Image editing loss function

VectorSpaceLab / OmniGen

OmniGen: Unified Image Generation. https://arxiv.org/pdf/2409.11340

MIT License

2.54k stars 189 forks source link

Image editing loss function #62

Open brycegoh opened 1 week ago

brycegoh commented 1 week ago

As mentioned in the research paper section 2.2, for image editing tasks, the loss function was modified to amplify the difference between the input and target image.

However, it seems like the released code did not include that loss function when the task is image_edit or am I misunderstanding the code?

Code snippet for reference: https://github.com/VectorSpaceLab/OmniGen/blob/2ef5c32fa9b96993cacea34cd8e24ea04c800c59/OmniGen/train_helper/loss.py#L51-L59

Loss function in question:

Thanks!

staoxiao commented 1 week ago

@brycegoh, applying the weights would make the code more complex. To simplify it (since this feature is mostly unnecessary and only used for image editing tasks), we haven't implemented this feature yet. We plan to add it later.

brycegoh commented 1 week ago

@staoxiao I see. Then, is the released model weights trained using the weighted loss function or just MSE?

staoxiao commented 1 week ago

Yes, the model use weighted loss for the editing task during training.

brycegoh commented 1 week ago

@staoxiao, in that case, would it be possible to release that version of the training script? Or at least release the code for the weighted loss function that your team has already implemented as a reference?

staoxiao commented 1 week ago

Sure, I will add this function within this week.

brycegoh commented 1 week ago

@staoxiao, thank you!

staoxiao commented 2 days ago

Hi, @brycegoh, I updated loss.py and train.py, and you can refer to these codes. To run it, you'll also need to modify data.py: select which data to weight, you can add a special string to your task_type for filtering.

rphly commented 1 day ago

@staoxiao With reference to your code in train.py- when choosing whether to reinforce, zero out, or ignore reinforcement entirely, was this an empirical decision or did the team just come up with this approach and stuck with it?

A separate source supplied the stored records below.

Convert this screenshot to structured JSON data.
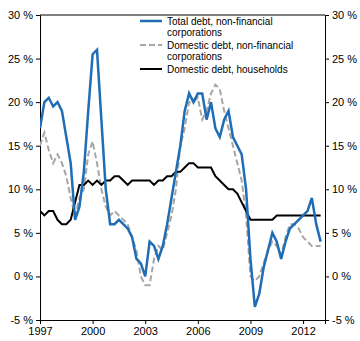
{
  "chart_data": {
    "type": "line",
    "x": [
      1997,
      1997.25,
      1997.5,
      1997.75,
      1998,
      1998.25,
      1998.5,
      1998.75,
      1999,
      1999.25,
      1999.5,
      1999.75,
      2000,
      2000.25,
      2000.5,
      2000.75,
      2001,
      2001.25,
      2001.5,
      2001.75,
      2002,
      2002.25,
      2002.5,
      2002.75,
      2003,
      2003.25,
      2003.5,
      2003.75,
      2004,
      2004.25,
      2004.5,
      2004.75,
      2005,
      2005.25,
      2005.5,
      2005.75,
      2006,
      2006.25,
      2006.5,
      2006.75,
      2007,
      2007.25,
      2007.5,
      2007.75,
      2008,
      2008.25,
      2008.5,
      2008.75,
      2009,
      2009.25,
      2009.5,
      2009.75,
      2010,
      2010.25,
      2010.5,
      2010.75,
      2011,
      2011.25,
      2011.5,
      2011.75,
      2012,
      2012.25,
      2012.5,
      2012.75,
      2013
    ],
    "series": [
      {
        "name": "Total debt, non-financial corporations",
        "color": "#1f6db5",
        "line_style": "solid",
        "values": [
          17,
          20,
          20.5,
          19.5,
          20,
          19,
          16,
          13,
          6.5,
          8,
          12,
          19,
          25.5,
          26,
          18,
          10,
          6,
          6,
          6.5,
          6,
          5.5,
          4.5,
          2,
          1.5,
          0,
          4,
          3.5,
          2,
          3.5,
          6,
          9,
          12,
          15,
          19,
          21,
          20,
          21,
          21,
          18,
          20,
          17,
          16,
          18,
          19,
          16,
          15,
          14,
          10,
          2,
          -3.5,
          -2,
          1,
          3,
          5,
          4,
          2,
          4,
          5.5,
          6,
          6.5,
          7,
          7.5,
          9,
          6,
          4
        ]
      },
      {
        "name": "Domestic debt, non-financial corporations",
        "color": "#a6a6a6",
        "line_style": "dashed",
        "values": [
          15,
          16.5,
          14.5,
          13,
          14,
          13,
          11.5,
          9,
          7,
          9,
          10,
          14,
          15.5,
          13,
          10,
          8,
          7,
          7.5,
          7,
          6.5,
          6,
          4.5,
          3,
          0,
          -1,
          -1,
          2,
          3.5,
          3,
          5,
          7,
          10,
          15,
          17,
          20,
          20,
          20.5,
          18,
          19,
          21,
          22,
          21.5,
          19,
          17,
          15,
          13,
          11,
          7,
          0,
          -0.5,
          0,
          1.5,
          3,
          4,
          3.5,
          2.5,
          4.5,
          6,
          6,
          5.5,
          4.5,
          4,
          3.5,
          3.5,
          3.5
        ]
      },
      {
        "name": "Domestic debt, households",
        "color": "#000000",
        "line_style": "solid",
        "values": [
          7.5,
          7,
          7.5,
          7.5,
          6.5,
          6,
          6,
          6.5,
          8.5,
          10.5,
          10.5,
          11,
          10.5,
          11,
          10.5,
          11,
          11,
          11.5,
          11.5,
          11,
          10.5,
          11,
          11,
          11,
          11,
          11,
          10.5,
          11,
          11,
          11.5,
          11.5,
          12,
          12,
          12.5,
          13,
          13,
          12.5,
          12.5,
          12.5,
          12.5,
          11.5,
          11,
          10.5,
          10,
          10,
          9.5,
          8.5,
          7.5,
          6.5,
          6.5,
          6.5,
          6.5,
          6.5,
          6.5,
          7,
          7,
          7,
          7,
          7,
          7,
          7,
          7,
          7,
          7,
          7
        ]
      }
    ],
    "xlim": [
      1997,
      2013.25
    ],
    "xticks": [
      1997,
      2000,
      2003,
      2006,
      2009,
      2012
    ],
    "ylim": [
      -5,
      30
    ],
    "yticks": [
      {
        "value": -5,
        "label": "-5 %"
      },
      {
        "value": 0,
        "label": "0 %"
      },
      {
        "value": 5,
        "label": "5 %"
      },
      {
        "value": 10,
        "label": "10 %"
      },
      {
        "value": 15,
        "label": "15 %"
      },
      {
        "value": 20,
        "label": "20 %"
      },
      {
        "value": 25,
        "label": "25 %"
      },
      {
        "value": 30,
        "label": "30 %"
      }
    ],
    "grid": false,
    "legend": "upper right"
  }
}
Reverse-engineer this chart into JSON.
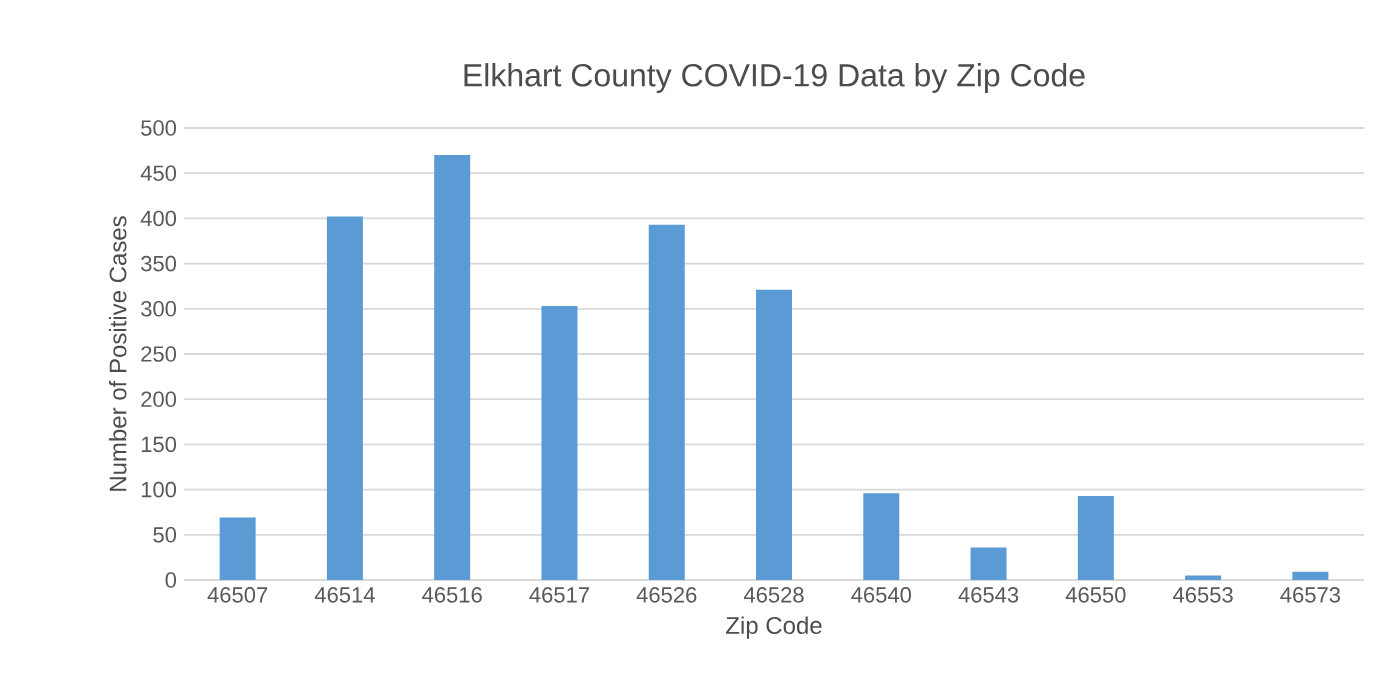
{
  "chart_data": {
    "type": "bar",
    "title": "Elkhart County COVID-19 Data by Zip Code",
    "xlabel": "Zip Code",
    "ylabel": "Number of Positive Cases",
    "categories": [
      "46507",
      "46514",
      "46516",
      "46517",
      "46526",
      "46528",
      "46540",
      "46543",
      "46550",
      "46553",
      "46573"
    ],
    "values": [
      69,
      402,
      470,
      303,
      393,
      321,
      96,
      36,
      93,
      5,
      9
    ],
    "color": "#5b9bd5",
    "ylim": [
      0,
      500
    ],
    "yticks": [
      0,
      50,
      100,
      150,
      200,
      250,
      300,
      350,
      400,
      450,
      500
    ],
    "grid": "y"
  }
}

We tried implementing this while training an image editing diffusion model, and found that sometimes the model would generate almost identical output given input- which would fall under your zero-weight out scenario. I will give this a try and see if it improves things.

staoxiao commented 14 hours ago

@rphly , these hyperparameters were simply chosen based on the observation of a few examples, and since the results met our expectations, I did not try other settings.